I’ve shared some basic rules of quarantine, but what you really need to know is that to NOT do.
- Do not spray brunette dry shampoo all over your head right before you go on Zoom (or FB Live or any of it) without checking your ears. A certain someone did just that and turns out brown-tipped ears is not a good look for me.
- Do not pull out all the leftover dregs from your refrigerator at lunchtime and ask people to put back or toss what they don’t eat. Because when you check back in on the pile of food a few hours later it WILL STILL BE THERE but it will look even worse and you will lose your mind and yell at people for 30 minutes before you put it all away yourself.
- Do not call a family meeting because nobody will come and because we all are basically living one never-ending family meeting and oh-my-god why can’t I just pee alone?
- Do not expect a locked door and a PLEASE GIVE ME THIRTY MINUTES TO TAKE THIS CALL IN SILENCE to ever work on any child.
- If you were not a baker before you will not become one now because apparently even in a quarantine you still need to measure crap like baking soda and also, baking soda and baking powder are apparently NOT interchangeable. You’re welcome.

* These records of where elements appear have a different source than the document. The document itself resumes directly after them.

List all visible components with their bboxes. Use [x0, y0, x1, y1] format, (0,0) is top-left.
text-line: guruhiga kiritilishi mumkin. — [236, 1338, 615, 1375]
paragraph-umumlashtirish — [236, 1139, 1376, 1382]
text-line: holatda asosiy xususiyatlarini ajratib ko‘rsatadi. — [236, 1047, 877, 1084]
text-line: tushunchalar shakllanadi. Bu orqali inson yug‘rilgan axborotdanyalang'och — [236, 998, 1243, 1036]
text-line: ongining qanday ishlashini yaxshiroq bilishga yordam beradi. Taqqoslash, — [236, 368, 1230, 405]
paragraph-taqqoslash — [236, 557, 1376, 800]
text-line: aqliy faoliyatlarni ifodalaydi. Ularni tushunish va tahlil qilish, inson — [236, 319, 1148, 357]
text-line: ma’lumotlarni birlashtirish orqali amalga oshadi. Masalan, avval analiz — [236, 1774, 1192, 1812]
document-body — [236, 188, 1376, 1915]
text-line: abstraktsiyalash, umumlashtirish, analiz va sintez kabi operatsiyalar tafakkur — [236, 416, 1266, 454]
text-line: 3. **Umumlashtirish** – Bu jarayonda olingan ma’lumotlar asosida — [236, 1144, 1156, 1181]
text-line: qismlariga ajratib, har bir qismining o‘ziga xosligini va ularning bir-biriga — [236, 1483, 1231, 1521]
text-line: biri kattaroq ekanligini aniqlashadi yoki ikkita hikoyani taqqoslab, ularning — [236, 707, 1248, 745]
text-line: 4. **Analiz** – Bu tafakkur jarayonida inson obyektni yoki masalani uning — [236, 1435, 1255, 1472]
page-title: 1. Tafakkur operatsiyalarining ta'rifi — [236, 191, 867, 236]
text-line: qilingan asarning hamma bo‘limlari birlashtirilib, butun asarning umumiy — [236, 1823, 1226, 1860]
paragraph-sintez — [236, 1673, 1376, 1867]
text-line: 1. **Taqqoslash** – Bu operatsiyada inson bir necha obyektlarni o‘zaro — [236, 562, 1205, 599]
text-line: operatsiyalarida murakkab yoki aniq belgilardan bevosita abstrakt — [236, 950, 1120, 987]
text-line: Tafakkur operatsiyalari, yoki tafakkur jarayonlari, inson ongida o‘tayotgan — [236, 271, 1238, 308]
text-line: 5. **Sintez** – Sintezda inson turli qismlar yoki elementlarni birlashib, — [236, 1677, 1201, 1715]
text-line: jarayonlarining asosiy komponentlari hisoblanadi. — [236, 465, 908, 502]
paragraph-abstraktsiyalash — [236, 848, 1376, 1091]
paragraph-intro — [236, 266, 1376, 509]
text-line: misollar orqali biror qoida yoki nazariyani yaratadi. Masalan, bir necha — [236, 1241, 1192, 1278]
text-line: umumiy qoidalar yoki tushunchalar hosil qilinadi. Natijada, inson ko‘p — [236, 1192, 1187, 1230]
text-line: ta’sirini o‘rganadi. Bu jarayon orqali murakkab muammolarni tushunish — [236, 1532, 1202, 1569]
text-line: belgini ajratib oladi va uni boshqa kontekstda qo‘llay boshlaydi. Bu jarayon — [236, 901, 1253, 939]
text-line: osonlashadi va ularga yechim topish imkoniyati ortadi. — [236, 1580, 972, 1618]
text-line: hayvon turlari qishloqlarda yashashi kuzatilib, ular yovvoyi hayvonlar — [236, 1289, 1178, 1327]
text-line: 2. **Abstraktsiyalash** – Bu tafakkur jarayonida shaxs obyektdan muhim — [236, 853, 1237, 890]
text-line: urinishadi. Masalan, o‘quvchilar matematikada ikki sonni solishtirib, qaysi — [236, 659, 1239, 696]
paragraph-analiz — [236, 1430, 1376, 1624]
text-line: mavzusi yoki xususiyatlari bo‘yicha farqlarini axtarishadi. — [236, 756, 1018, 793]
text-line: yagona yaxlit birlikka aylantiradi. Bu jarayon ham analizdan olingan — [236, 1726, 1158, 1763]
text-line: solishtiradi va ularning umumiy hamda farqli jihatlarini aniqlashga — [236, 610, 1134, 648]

- Do not start limiting people’s egg intake unless you are fully prepared to hide the eggs. Also, do not hide the eggs without writing down where you hid them because you had no memory before this shitshow took off and you’ll have even less when it’s over.
- Do not freeze a banana in its skin. I do not have anything more to say about this. Just don’t do it.
- Do not Google ‘alternatives to toilet paper’ without giving yourself a good 20 minutes for a meltdown. (Because you will see crap like, “You can even cut up old, soft t-shirts into squares.” Let me tell you right now that if I have to start cutting t-shirts for the near-adult men in this house to start wiping their asses with, I am going to have to be institutionalized.)
- It’s important to exercise but do not go overboard and try squats and lunges for the first time in a decade because then you will not be able to climb stairs or even walk and this will slow you down when you asked to fetch things like crayons and snacks and drinks and when a certain child calls you from his bathroom because he has run out of toilet paper, you consider telling him to cut up his t-shirt while he is sitting here.
- Do not spend 23 days in an elasticated waist and then choose this time to go through spring and summer pants with a button. I mean, you can do it, but it won’t be pretty because there is no way in hell those pants are going to fit you and you will just end up cutting up those pants for emergency toilet paper. This is especially true if those pants are white because that color sucks for pants and is just perfect for toilet paper. (Also, learn from my mistakes and STOP looking at your self from behind. Just stop. That ship has sailed.)
It’s been 30 minutes which means it’s time for me to eat something again. Buh-bye summer pants.